4.2 Voor de beantwoording van de vraag wie voor de gewraakte handeling verantwoordelijk kan worden gehouden is op zich niet beslissend wie namens het kantoor de verdediging op zich neemt. Wel kan uit de inhoud van het verweer volgen dat degene die het voert zich verantwoordelijk acht dan wel geacht moet worden verantwoordelijk te zijn..

4.3 In het stadium van de ontvangstbevestiging van een klacht tegen een samenwerkingsverband van gerechtsdeurwaarders kan het secretariaat van de Kamer er voor kiezen de klacht voorshands gericht te achten tegen alle aan het gerechtsdeurwaarderskantoor verbonden gerechtsdeurwaarders.

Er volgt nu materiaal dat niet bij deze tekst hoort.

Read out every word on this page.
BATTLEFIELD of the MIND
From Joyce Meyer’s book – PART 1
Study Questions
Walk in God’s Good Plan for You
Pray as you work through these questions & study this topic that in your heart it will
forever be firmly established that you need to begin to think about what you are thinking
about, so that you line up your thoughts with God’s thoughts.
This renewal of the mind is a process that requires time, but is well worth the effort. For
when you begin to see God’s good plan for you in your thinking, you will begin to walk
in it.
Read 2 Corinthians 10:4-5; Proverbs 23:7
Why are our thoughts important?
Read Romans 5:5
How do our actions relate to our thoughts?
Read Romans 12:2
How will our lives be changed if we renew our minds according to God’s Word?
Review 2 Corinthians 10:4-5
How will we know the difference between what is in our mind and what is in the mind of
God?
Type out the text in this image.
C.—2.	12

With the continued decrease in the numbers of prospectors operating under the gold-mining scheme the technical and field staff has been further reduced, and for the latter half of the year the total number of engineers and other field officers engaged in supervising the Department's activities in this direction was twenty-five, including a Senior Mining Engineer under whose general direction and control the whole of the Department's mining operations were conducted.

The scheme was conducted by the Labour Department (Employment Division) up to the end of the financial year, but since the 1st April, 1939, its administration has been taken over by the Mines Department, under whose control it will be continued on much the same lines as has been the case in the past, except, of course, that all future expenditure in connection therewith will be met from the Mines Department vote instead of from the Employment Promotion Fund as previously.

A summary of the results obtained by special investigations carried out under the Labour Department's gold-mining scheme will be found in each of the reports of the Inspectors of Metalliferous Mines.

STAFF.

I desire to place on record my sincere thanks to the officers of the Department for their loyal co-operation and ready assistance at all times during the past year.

Daarmee wordt niet vooruitgelopen op de uiteindelijk hieromtrent door de Kamer te nemen beslissing.

4.4 Op grond van het verweer mag aangenomen worden dat de klacht zich richt tegen de gerechtsdeurwaarder. Hiermee is in de aanhef van deze beschikking al rekening gehouden.

4.5 Ingevolge artikel 34 van de Gerechtsdeurwaarderswet zijn gerechtsdeurwaarders en kandidaat-gerechtsdeurwaarders onderworpen aan tuchtrechtspraak ter zake van enig handelen of nalaten in strijd met die wet of in strijd met hetgeen een behoorlijk gerechtsdeurwaarder betaamt. Ter beoordeling staat of de handelwijze van de gerechtsdeurwaarder een tuchtrechtelijk verwijtbare gedraging in de zin van dit artikel oplevert.

4.6 De Kamer acht de klacht voorts gegrond. Aan de zijde van de gerechtsdeurwaarder zijn te veel fouten gemaakt. Er is beslag gelegd terwijl er al was betaald. In de sommatie zijn foutieve rentebedragen opgevoerd en de in de eerste sommatie vermelde hoofdsom is niet juist. Ook zijn in ieder geval twee brieven van klager niet beantwoord. Gebleken is dat de brief van klager van 24 februari 2009 wel is beantwoord, namelijk bij brief van 13 maart 2009.

 

4.7 Gelet op de ernst van de gedragingen acht de Kamer na te melden maatregel op zijn plaats.

BESLISSING

De Kamer voor Gerechtsdeurwaarders:

-        verklaart de klacht gegrond;

-        legt aan de gerechtsdeurwaarder de maatregel van berisping op.

Aldus gegeven door mr. E.R.S.M. Marres, voorzitter, mr. H.C. Hoogeveen en mr. A.C.J.J.M. Seuren (plaatsvervangende) leden en uitgesproken ter openbare terechtzitting van 24 mei 2011 in tegenwoordigheid van de secretaris.

Tegen deze beslissing kan binnen dertig dagen na dagtekening van verzending van het afschrift van de beslissing hoger beroep worden ingesteld bij het Gerechtshof te Amsterdam, Postbus 1312, 1000 BH Amsterdam.